Research Group GermanVasc, Department of Vascular Medicine, University Heart and Vascular Center UKE Hamburg, University Medical Center Hamburg-Eppendorf, Hamburg, Germany.

Aims: The first reports of declining hospital admissions for major cardiovascular emergencies during the COVID-19 pandemic attracted public attention. However, systematic evidence on this subject is sparse. We aimed to investigate the rate of emergent hospital admissions, subsequent invasive treatments and comorbidities during the COVID-19 pandemic in Germany.

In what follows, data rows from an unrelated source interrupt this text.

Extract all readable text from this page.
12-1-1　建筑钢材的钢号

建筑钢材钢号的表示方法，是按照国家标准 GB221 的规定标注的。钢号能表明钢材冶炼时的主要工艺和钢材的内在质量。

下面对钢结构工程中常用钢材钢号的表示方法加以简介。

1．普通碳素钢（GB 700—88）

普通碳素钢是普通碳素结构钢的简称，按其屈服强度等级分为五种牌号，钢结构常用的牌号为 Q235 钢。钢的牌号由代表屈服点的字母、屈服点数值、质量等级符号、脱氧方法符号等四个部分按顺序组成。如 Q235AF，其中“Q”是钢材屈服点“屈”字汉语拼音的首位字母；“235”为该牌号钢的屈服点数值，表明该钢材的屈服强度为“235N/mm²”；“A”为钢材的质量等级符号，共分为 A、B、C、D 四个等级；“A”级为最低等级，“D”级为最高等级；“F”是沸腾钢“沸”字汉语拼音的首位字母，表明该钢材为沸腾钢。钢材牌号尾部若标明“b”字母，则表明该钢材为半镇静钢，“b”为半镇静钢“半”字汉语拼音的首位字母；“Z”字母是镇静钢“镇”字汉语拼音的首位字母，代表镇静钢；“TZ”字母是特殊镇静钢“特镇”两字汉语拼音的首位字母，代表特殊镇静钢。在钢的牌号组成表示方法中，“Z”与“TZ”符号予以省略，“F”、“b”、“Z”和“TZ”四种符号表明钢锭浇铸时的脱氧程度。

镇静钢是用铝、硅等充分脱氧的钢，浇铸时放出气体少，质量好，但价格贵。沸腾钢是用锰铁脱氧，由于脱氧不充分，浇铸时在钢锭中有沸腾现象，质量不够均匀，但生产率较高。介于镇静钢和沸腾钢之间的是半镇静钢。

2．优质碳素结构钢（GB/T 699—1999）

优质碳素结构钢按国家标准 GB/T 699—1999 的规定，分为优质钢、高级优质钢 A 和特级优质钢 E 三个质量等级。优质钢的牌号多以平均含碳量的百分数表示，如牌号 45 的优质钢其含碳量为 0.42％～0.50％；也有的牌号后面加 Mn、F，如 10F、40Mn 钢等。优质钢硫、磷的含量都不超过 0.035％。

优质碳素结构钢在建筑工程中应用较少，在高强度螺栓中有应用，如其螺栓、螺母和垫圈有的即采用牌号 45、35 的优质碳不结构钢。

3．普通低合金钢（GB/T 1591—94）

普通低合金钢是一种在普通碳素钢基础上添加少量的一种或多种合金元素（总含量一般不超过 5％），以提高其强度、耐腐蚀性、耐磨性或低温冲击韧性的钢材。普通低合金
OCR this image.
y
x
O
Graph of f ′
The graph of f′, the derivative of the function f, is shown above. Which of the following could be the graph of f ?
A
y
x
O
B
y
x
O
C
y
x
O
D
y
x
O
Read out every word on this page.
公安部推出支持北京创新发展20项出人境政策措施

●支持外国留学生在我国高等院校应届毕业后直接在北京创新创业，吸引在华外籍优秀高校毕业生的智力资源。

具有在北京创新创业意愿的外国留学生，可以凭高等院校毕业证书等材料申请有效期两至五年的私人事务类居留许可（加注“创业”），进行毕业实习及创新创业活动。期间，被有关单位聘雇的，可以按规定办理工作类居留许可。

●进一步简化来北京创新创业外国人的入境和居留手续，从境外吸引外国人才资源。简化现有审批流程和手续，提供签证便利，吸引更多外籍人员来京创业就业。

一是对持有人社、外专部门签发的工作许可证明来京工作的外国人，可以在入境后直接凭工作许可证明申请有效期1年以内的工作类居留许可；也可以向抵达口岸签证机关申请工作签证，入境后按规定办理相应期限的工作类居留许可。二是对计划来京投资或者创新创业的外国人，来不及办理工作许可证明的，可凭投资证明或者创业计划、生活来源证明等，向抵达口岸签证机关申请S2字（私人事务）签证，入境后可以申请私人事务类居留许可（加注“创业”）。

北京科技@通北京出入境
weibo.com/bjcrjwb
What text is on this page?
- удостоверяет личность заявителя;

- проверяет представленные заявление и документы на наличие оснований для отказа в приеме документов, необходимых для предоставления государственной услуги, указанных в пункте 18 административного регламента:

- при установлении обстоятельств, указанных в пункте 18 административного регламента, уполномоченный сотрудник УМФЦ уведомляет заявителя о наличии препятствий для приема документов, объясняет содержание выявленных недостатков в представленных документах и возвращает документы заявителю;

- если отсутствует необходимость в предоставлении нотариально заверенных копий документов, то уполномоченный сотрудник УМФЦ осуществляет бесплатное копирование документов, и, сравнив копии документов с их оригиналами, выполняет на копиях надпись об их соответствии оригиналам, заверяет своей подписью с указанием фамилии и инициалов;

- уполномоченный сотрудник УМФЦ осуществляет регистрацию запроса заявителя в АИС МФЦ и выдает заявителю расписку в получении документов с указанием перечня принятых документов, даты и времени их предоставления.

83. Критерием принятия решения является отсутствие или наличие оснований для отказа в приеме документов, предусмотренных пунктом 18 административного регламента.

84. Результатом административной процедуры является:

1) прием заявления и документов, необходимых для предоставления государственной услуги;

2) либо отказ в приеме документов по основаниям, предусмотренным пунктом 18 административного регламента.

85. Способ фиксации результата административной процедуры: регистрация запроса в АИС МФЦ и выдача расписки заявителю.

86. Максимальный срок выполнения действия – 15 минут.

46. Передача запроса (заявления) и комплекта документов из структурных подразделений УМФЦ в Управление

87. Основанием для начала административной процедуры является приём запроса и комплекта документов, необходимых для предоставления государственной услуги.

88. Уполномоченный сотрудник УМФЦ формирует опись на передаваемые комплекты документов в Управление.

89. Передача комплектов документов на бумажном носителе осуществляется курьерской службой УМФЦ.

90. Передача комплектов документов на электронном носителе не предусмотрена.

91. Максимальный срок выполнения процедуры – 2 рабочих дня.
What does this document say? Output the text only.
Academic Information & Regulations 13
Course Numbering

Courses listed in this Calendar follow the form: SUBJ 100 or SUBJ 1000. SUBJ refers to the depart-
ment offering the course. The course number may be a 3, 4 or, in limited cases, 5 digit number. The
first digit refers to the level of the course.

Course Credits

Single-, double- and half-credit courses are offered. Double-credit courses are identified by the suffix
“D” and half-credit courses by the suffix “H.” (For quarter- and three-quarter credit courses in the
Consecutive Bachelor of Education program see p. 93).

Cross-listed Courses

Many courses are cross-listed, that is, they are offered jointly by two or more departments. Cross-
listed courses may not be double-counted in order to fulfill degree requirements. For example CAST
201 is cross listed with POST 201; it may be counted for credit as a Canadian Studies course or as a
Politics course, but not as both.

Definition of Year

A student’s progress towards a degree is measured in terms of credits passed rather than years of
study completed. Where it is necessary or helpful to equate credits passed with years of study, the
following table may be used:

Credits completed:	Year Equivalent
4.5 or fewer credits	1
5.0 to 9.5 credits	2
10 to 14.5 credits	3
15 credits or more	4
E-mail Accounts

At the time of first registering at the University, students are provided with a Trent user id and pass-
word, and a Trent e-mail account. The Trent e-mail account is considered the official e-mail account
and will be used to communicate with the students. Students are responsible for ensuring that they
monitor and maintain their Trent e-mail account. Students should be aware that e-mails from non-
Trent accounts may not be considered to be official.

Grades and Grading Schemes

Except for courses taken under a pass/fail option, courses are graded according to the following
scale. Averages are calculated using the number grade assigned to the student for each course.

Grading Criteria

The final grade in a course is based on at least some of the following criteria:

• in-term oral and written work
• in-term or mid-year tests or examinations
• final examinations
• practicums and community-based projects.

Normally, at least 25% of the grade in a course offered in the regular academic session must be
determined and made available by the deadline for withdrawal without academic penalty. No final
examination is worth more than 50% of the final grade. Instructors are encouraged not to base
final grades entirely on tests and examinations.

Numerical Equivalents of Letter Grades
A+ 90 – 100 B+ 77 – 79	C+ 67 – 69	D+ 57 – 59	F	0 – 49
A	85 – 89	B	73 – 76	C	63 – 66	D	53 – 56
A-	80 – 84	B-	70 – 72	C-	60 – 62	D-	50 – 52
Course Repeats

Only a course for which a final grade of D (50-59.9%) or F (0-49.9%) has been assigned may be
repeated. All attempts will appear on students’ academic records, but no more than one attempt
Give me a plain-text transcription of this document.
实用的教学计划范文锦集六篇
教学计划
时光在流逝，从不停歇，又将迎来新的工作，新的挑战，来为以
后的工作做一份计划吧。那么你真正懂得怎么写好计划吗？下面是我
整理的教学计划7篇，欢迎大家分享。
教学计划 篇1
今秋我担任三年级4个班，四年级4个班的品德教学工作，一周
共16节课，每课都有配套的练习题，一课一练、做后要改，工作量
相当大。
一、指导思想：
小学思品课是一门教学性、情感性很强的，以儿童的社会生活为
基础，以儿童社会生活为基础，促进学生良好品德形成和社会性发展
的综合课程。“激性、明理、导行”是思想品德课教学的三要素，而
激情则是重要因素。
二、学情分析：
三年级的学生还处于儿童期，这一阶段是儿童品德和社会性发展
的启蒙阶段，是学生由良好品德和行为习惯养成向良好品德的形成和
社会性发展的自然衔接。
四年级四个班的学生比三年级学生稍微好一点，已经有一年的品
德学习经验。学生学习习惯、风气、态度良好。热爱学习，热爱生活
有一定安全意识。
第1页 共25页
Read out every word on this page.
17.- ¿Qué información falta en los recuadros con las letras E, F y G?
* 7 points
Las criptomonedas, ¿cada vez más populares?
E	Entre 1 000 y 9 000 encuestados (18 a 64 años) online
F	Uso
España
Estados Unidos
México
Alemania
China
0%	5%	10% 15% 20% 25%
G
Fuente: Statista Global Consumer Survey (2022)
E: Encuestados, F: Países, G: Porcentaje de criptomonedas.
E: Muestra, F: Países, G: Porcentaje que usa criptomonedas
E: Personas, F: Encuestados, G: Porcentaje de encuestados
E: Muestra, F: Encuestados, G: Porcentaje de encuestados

Methods And Results: This was a retrospective analysis of health insurance claims data from the second largest insurance fund in Germany, BARMER. Patients hospitalized for acute myocardial infarction, acute limb ischemia, aortic rupture, stroke or transient ischemic attack (TIA) between January 1, 2019, and May 31, 2020, were included. Admission rates per 100,000 insured, invasive treatments and comorbidities were compared from January-May 2019 (pre-COVID) to January-May 2020 (COVID). A total of 115,720 hospitalizations were included in the current analysis (51.3% females, mean age 72.9 years). Monthly admission rates declined from 78.6/100,000 insured (pre-COVID) to 70.6/100,000 (COVID). The lowest admission rate was observed in April 2020 (61.6/100,000). Administration rates for ST-segment elevation myocardial infarction (7.3-6.6), non-ST-segment elevation myocardial infarction (16.8-14.6), acute limb ischemia (5.1-4.6), stroke (35.0-32.5) and TIA (13.7-11.9) decreased from pre-COVID to COVID. Baseline comorbidities and the percentage of these patients treated with interventional or open-surgical procedures remained similar over time across all entities. In-hospital mortality in hospitalizations for stroke increased from pre-COVID to COVID (8.5-9.8%).

Conclusions: Admission rates for cardiovascular and cerebrovascular emergencies declined during the pandemic in Germany, while patients' comorbidities and treatment allocations remained unchanged. Further investigation is warranted to identify underlying reasons and potential implications on patients' outcomes.